This special issue is formed from a collection of selected papers that were
presented at the 8th International Symposium on Nanostructures: Physics
and Technology in 2000 (www.ioffe.rssi.ru/NANO2000/). The annual
symposia are chaired by two Nobel Prize winners, Professor Zh Alferov and
Professor L Esaki, and are traditionally organized by the Ioffe
Institute in Repino - a suburb of St Petersburg. The Symposium was
launched in 1993 by its Chairs as one of the first in an area that is
becoming one of the leading and more important directions within modern
solid state physics and technology.
Perhaps it would be appropriate to recall the history of the prefixnano in the title of the Symposium. In the late 1950s, Dr J
Kilby at Texas Instruments and Dr R Noyce at Fairchild Semiconductor
proposed the fabrication of integrated electronic circuits on
germanium and silicon crystals, and successfully realized this idea. This
created, after the invention of the transistor by J Bardeen,
W Brattain and W Shockley in 1947, the next great revolution in information
technology. The integrated circuits were formed with elements on the
micrometre scale; this is why this area of science and technology
became known as microelectronics. However, this development
led to a decrease of the characteristic scale to a submicron level. Actually,
the typical thickness of the oxide film on Si-based integrated
circuits is now about 10 nm and the gate width is a little more than 100
nm.
In the middle of the 1960s, a new direction in solid state
electronics and optoelectronics was pushed forward. This direction was
based on applications of semiconductor heterostructures. The foundations
of this area were laid by Zh Alferov and H Kroemer.
Heterostructure applications make real the exploitation of quantum mechanical
behaviour of electrons and holes in solids. The basic concepts in this
area were given by L Keldysh (1962), L Ioganson (1963), R Davis and
H Hosack (1963), L Esaki and R Tsu (1969), R Kazarinov and R Suris
(1971) and R Dingle and C Henry (1974). Naturally, to provide
quantum mechanical behaviour and avoid carrier scattering by
phonons and lattice defects, it was necessary to fabricate
structures on the nanometre scale. This had become possible
because of the pioneering work by A Cho on molecular beam epitaxy.
Following L Esaki, the fabrication of structures and devices with
quantized electrons and holes can be called `carrier wavefunction
engineering'.
The development of nanoscale semiconductor heterostructures
led to the low threshold injection lasers with quantum wells and the
high-speed transistors that revolutionized information
transmission and storage technologies.
Recently, the team headed by Zh Alferov demonstrated the
possibility of further radical improvement in semiconductor
laser performance characteristics with the use of nanostructures with
quantum dots. New remarkable achievements in the mid- and
far-infrared techniques are in progress. First of all, there is a quantum
cascade laser that was created by the team of F Capasso and quantum
well infrared photodetectors utilizing intrasubband electron (hole)
transitions.
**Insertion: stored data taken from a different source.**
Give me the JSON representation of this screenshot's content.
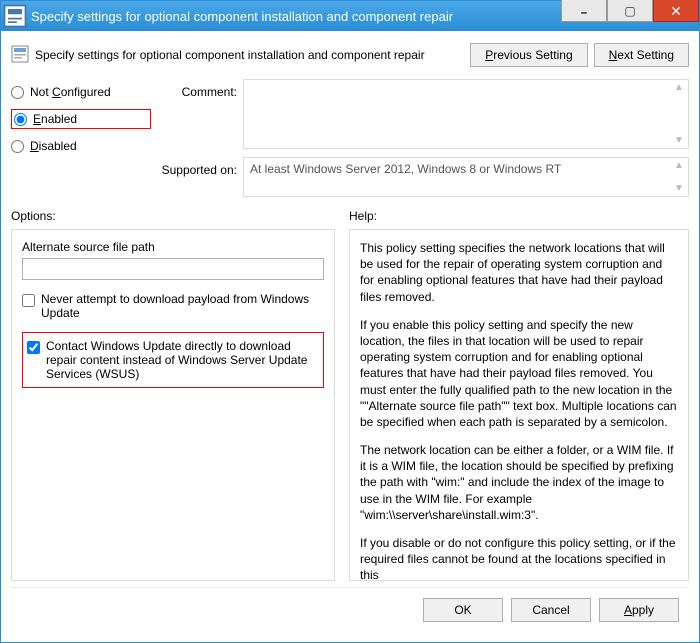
{
  "window": {
    "title": "Specify settings for optional component installation and component repair"
  },
  "header": {
    "description": "Specify settings for optional component installation and component repair",
    "prev_p": "P",
    "prev_rest": "revious Setting",
    "next_n": "N",
    "next_rest": "ext Setting"
  },
  "state": {
    "not_configured_N": "Not ",
    "not_configured_C": "C",
    "not_configured_rest": "onfigured",
    "enabled_E": "E",
    "enabled_rest": "nabled",
    "disabled_D": "D",
    "disabled_rest": "isabled",
    "selected": "enabled"
  },
  "labels": {
    "comment": "Comment:",
    "supported_on": "Supported on:",
    "options": "Options:",
    "help": "Help:"
  },
  "supported_on_text": "At least Windows Server 2012, Windows 8 or Windows RT",
  "options_panel": {
    "alt_path_label": "Alternate source file path",
    "alt_path_value": "",
    "never_download_label": "Never attempt to download payload from Windows Update",
    "never_download_checked": false,
    "contact_wu_label": "Contact Windows Update directly to download repair content instead of Windows Server Update Services (WSUS)",
    "contact_wu_checked": true
  },
  "help_text": {
    "p1": "This policy setting specifies the network locations that will be used for the repair of operating system corruption and for enabling optional features that have had their payload files removed.",
    "p2": "If you enable this policy setting and specify the new location, the files in that location will be used to repair operating system corruption and for enabling optional features that have had their payload files removed. You must enter the fully qualified path to the new location in the \"\"Alternate source file path\"\" text box. Multiple locations can be specified when each path is separated by a semicolon.",
    "p3": "The network location can be either a folder, or a WIM file. If it is a WIM file, the location should be specified by prefixing the path with \"wim:\" and include the index of the image to use in the WIM file. For example \"wim:\\\\server\\share\\install.wim:3\".",
    "p4": "If you disable or do not configure this policy setting, or if the required files cannot be found at the locations specified in this"
  },
  "footer": {
    "ok": "OK",
    "cancel": "Cancel",
    "apply_a": "A",
    "apply_rest": "pply"
  }
}
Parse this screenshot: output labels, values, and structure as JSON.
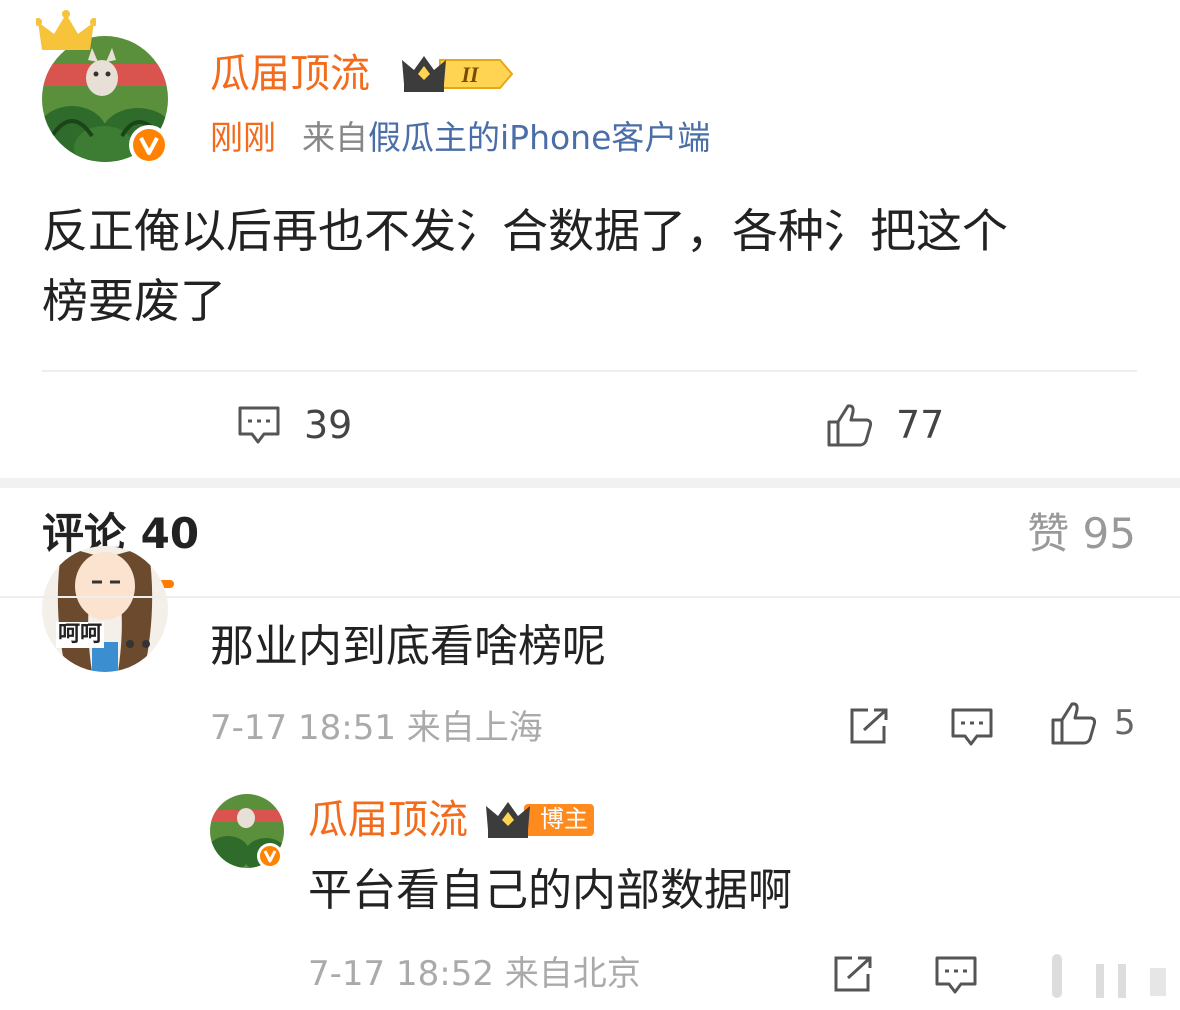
{
  "post": {
    "author": "瓜届顶流",
    "level_badge": "II",
    "time": "刚刚",
    "source_prefix": "来自",
    "source_device": "假瓜主的iPhone客户端",
    "body_line1": "反正俺以后再也不发氵合数据了，各种氵把这个",
    "body_line2": "榜要废了",
    "comment_count": "39",
    "like_count": "77"
  },
  "tabs": {
    "comments_label": "评论 40",
    "likes_label": "赞 95"
  },
  "comments": [
    {
      "avatar_text": "呵呵",
      "text": "那业内到底看啥榜呢",
      "meta": "7-17 18:51 来自上海",
      "like_count": "5"
    }
  ],
  "reply": {
    "author": "瓜届顶流",
    "badge": "博主",
    "text": "平台看自己的内部数据啊",
    "meta": "7-17 18:52 来自北京"
  },
  "colors": {
    "accent": "#f36b1c",
    "link": "#4a6ea8",
    "muted": "#aaaaaa",
    "tab_underline": "#ff7a00"
  }
}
New structures and technologies based on
applications of nanoclusters such as carbon nanotubes are under
consideration.
So now the terms nanoelectronics and nanostructures are
as widely in use as the terms microelectronics and microstructures.
It is natural that the Symposium is traditionally organized by
the Ioffe Institute and held in St Petersburg. Here, N Goryunova
and A Regel, at the same time as H Walker, discovered the semiconducting
properties of the group III-V compounds that became the basic materials for
semiconductor nanostructures. Here, the
first `ideal' GaAlAs heterostructures and the heterostructure lasers were proposed and developed, and
here also, many of the basic concepts in semiconductor
electronics and optoelectronics were formulated. The Ioffe Institute is still pioneering
in many directions of this impetuously developing area.
The 9th International Symposium on Nanostructures: Physics
and Technology
will be held on 18-22 June, 2001, see www.ioffe.rssi.ru/NANO2001.